Reflecting on the meanings behind “text” and “technology,” I wanted to explore the seemingly inverse relationship between the progressively large cumulative total of text that has been created and is being saved and stored, and the increasing ease and indiscretion with which we store our text.
I took this photo as a personal reflection on Moore’s Law, which was described in his 1965 paper Cramming more components onto integrated circuits. Moore observed that the number of transistors on integrated circuits doubled approximately every two years. Related to Moore’s Law is Mark Kryder’s (2005) observation that hard drives are shrinking at a much faster pace than the doubling transistor count. The slowly shrinking physical size and radically expanding storage capacities evidenced in this picture serve to illustrate the work of these two researchers.
Please visit this photo on flickr to view my recollections and experiences with each type of storage, and I invite you to add your own notes sharing your memories as well.

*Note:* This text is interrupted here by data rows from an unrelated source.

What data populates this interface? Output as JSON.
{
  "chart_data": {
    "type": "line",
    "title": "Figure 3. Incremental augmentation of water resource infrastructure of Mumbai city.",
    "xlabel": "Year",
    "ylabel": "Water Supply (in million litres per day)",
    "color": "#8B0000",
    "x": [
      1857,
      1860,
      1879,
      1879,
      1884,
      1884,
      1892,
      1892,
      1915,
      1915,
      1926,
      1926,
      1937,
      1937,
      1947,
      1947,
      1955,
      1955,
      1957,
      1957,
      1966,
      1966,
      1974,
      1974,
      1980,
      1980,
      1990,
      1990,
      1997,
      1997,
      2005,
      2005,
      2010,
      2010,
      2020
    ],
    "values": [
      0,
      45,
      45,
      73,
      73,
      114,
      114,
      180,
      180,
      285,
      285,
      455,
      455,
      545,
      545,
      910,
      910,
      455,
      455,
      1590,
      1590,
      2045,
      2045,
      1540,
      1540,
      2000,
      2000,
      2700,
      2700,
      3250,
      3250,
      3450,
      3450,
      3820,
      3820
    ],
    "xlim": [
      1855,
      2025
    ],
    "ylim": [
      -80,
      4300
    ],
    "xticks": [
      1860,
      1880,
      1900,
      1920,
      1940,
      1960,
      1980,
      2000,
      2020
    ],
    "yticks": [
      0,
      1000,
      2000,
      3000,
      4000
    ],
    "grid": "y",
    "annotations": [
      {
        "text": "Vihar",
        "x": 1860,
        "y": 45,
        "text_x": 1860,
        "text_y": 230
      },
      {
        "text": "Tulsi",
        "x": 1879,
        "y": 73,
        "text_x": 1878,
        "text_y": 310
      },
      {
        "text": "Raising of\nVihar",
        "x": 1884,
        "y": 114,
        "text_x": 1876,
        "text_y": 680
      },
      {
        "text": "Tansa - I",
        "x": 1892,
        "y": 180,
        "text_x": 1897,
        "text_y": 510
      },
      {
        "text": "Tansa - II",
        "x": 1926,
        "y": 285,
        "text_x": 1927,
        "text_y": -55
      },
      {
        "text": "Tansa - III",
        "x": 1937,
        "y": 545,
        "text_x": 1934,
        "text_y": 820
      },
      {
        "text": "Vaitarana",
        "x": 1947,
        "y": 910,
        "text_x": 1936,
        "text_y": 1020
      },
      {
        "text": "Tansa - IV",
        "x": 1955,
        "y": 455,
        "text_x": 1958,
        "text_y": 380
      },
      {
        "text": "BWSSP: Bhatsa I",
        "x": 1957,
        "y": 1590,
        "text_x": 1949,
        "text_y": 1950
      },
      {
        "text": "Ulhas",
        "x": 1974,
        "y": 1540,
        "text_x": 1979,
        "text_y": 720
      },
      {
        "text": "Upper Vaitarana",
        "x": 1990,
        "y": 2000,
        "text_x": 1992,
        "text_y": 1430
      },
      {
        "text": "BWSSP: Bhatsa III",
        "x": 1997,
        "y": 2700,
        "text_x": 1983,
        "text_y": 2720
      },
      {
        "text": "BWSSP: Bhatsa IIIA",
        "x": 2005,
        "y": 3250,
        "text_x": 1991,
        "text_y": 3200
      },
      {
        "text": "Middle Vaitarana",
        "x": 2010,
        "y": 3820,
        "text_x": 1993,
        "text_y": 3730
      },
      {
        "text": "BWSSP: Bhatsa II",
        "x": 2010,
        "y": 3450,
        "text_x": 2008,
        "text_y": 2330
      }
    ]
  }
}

It’s interesting that we both thought of Moore’s Law in our posts on technology to the community weblog.
I remember way back before Windows was even on the scene and people were struggling to manage data already. I think we forget how much text these devices area able to store. Really, our increased need for storage has come from our appetite for other media (images, music, videos, etc.). Text itself is very small when we compare file sizes.
Now, after all those years we’re still struggling to store, backup, and retrieve information. I think the next revolution will be to move the majority of our content to the cloud. No longer will people feel the need to purchase new hard drives. I know that in my most recent computer upgrade, I made the switch to a SSD as my main boot drive.